A year ago I stumbled on a book called The Lives of the Great Composers by Harold Schonberg. His approach is biographical -- an unfashionable one, he writes in the introduction. He discusses both the composers and their music, and he does it with verve and wit and insight. He's opinionated and has a biting sense of humor. His writing is vigorous and lucid; I get carried away by it. And I become impatient to listen to music I felt intimidated by, because now I have a guide to the sound, an idea of what to expect, what to look for.

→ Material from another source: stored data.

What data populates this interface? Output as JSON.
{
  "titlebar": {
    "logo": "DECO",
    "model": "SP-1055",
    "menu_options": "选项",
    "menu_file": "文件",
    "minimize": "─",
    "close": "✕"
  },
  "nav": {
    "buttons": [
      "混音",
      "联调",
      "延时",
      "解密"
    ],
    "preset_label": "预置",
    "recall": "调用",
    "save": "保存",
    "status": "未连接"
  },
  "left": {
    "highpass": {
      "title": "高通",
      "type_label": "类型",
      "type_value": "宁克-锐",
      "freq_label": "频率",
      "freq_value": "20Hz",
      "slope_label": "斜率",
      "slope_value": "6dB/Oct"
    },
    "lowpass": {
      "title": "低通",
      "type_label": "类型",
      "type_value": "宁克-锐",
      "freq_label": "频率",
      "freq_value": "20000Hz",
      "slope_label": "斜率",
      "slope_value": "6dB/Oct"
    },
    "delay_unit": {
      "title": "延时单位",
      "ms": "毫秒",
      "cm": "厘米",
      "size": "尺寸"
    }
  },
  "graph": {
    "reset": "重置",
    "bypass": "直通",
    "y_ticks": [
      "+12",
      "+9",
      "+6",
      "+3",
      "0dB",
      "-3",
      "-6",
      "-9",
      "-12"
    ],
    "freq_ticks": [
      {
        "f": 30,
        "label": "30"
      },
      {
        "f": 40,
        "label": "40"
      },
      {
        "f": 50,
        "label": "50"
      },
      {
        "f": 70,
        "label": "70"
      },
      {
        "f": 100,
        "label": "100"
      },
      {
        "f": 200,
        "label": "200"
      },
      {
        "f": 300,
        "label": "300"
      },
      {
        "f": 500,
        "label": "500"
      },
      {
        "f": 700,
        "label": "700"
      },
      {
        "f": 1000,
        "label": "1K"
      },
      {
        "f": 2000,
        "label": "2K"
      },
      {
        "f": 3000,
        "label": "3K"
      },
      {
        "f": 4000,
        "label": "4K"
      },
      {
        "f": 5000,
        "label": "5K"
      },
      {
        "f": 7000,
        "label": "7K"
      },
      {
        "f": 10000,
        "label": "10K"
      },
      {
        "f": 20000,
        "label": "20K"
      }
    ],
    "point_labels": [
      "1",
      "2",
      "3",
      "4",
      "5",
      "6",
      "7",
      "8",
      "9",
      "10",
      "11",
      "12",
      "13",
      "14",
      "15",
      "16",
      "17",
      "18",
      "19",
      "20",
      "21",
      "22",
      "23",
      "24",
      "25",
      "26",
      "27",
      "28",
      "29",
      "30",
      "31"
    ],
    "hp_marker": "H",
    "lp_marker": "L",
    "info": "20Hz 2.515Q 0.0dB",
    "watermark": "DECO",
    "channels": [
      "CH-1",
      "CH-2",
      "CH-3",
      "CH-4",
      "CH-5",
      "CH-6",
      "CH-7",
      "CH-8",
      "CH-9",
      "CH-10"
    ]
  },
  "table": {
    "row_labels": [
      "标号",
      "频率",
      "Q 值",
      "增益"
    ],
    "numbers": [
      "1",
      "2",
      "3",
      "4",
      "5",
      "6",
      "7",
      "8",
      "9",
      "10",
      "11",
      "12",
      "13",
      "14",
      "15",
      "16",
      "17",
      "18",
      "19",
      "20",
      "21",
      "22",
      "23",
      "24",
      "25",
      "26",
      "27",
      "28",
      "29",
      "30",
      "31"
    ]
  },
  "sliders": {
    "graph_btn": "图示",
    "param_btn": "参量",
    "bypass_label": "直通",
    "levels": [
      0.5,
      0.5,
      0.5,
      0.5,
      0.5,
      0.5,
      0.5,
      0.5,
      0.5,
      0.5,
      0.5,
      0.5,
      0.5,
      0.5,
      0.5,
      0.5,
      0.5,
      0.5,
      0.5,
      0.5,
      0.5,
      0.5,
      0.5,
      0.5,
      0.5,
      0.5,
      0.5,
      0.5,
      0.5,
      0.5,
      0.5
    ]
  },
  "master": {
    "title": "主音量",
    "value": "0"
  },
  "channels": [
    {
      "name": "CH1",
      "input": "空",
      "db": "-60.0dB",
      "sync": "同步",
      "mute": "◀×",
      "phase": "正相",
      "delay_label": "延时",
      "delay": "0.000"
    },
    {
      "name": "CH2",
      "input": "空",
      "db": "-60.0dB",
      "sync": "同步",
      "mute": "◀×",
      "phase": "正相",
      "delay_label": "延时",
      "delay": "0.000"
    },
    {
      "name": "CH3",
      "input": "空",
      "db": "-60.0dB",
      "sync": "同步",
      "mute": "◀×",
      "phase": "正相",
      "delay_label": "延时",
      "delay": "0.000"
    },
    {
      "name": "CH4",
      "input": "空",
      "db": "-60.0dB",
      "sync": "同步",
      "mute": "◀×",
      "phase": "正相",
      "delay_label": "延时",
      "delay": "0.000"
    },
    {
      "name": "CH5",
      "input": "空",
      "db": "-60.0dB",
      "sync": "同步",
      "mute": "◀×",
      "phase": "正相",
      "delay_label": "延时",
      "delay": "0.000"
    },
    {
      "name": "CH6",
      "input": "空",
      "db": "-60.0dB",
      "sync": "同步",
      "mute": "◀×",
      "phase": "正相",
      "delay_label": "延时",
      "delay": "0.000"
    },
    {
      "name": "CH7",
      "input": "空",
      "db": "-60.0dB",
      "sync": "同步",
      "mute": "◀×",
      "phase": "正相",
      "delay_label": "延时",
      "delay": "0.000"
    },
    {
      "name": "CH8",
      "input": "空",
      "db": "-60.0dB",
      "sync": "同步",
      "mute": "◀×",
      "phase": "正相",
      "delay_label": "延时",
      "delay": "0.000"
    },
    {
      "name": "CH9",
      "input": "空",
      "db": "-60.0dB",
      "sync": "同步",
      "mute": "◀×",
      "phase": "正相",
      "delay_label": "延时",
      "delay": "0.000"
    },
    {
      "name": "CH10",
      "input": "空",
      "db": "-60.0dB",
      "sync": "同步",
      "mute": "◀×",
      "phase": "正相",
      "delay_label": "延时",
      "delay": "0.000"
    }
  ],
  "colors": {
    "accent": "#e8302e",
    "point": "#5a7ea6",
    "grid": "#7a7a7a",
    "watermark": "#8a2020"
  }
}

I've become a better listener, but still one riddled with a lot of self-doubt. I take refuge often in Schonberg's book; reading about music anchors and calms me. Perhaps the pleasures of the ear aren't meant for me. But I still have the word.
2 Comments:
You know, we classical musicians, we need listeners who appreciate instinctively and emotionally rather than intellectually. You don't have to be able to read music or to know about form and theory to know what you like or even to explain why you like it. I've been working at this life for 13 years, and I can pick apart song and opera performances, but the niceties of orchestral interpretation still elude me sometimes. And whenever I hear a Brahms symphony and think "well, I don't like the way they did this part," it's most likely because they didn't do it the way I know it from the first recording I listened to ad vomitum. Listen and don't apologize. I think it's fantastic that you want to read more about the composers and their music.
I'm glad that there's hope for me still! I didn't think of listening to music as similar to reading, in that different music, like different books, appeals to you at different stages in your life. As you mature you're able to digest more and more "grown-up," difficult stuff.
Maven -- I was trained (at school and in my family) to think that emotions are superficial and fleeting, and that only reason is reliable as a source of artistic judgment. You suggest that pleasure is useful -- what a revelation. Thanks for your encouragement.